Schnäppchenjäger halten dem Markt in Osterfeld die Treue
„Zum Glück“, meint eine Bottroperin, die gerade die Kleiderständer nach einem Schnäppchen durchforstet. „Ich komme trotz der wenigen Stände gerne nach Osterfeld“, sagt die 66-Jährige. „Eben genau wegen dieses Standes.“ Jedes Jahr decke sie sich dort für den Urlaub ein. „Die haben wirklich tolle Sachen.“
Fest steht: Die vier Händlerinnen und Händler, die den Osterfelder Wochenmarkt dauerhaft verlassen haben, hinterließen große Lücken. Als zuständiger Beamter im Rathaus hatte Horst Ohletz noch im Mai 2023 in der Bezirksvertretung Osterfeld versichert, dass die Stadt sich um Ersatz bemüht. Die CDU hatte damals um eine Stellungnahme gebeten, weil der halbe Marktplatz immer wieder für einen einzigen Stand als Parkplatz gesperrt worden war.
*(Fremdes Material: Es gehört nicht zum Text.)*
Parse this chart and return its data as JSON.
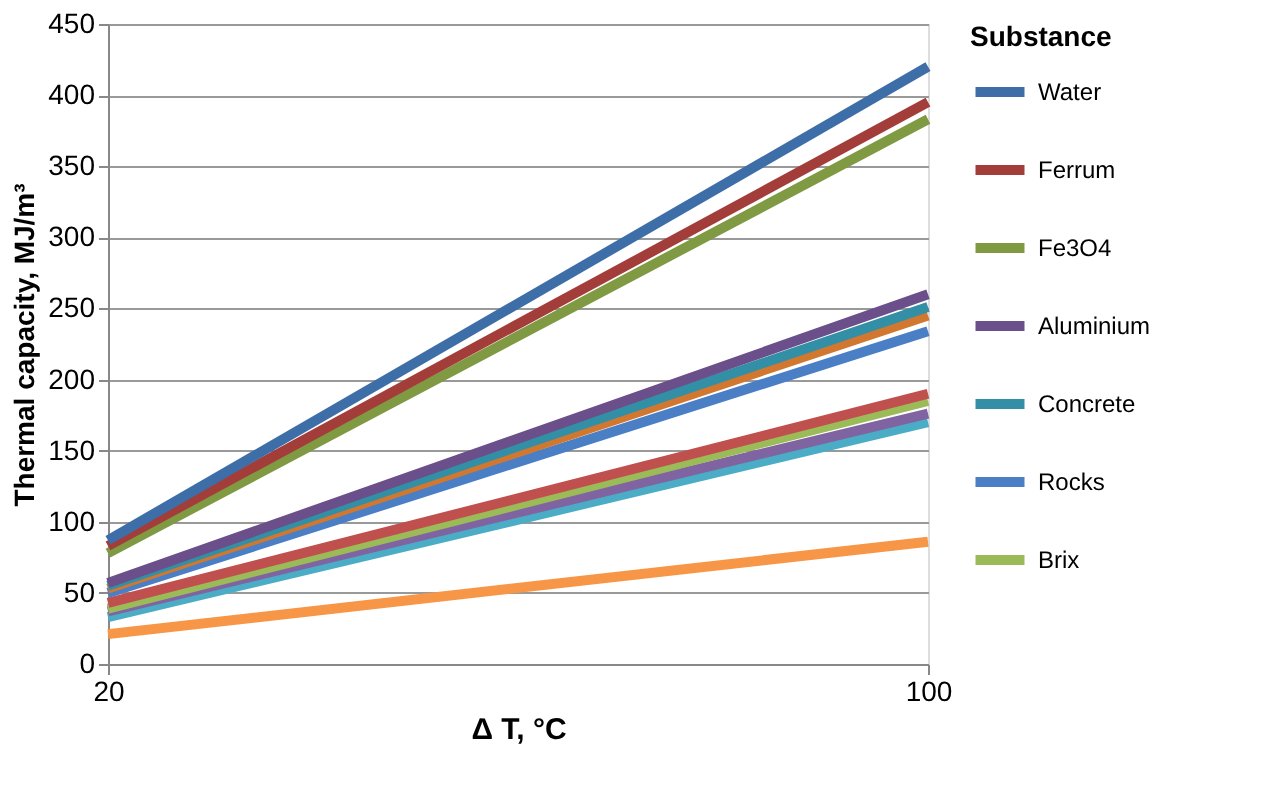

Ohletz hatte bei dieser Gelegenheit darüber aufgeklärt, dass es für die Stände keine Präsenzpflicht gebe. Allerdings sollte der Markt kompakter gestaltet und die Stände an der Gildenstraße konzentriert werden. Dort reihen sich heute zwar die Bekleidungsstände aneinander. Die Obst- und Gemüsehändler aber sind nach wie vor auf dem fast leeren Marktplatz zu finden. Weitere Händler hat die Stadt offenkundig bislang nicht gewinnen können.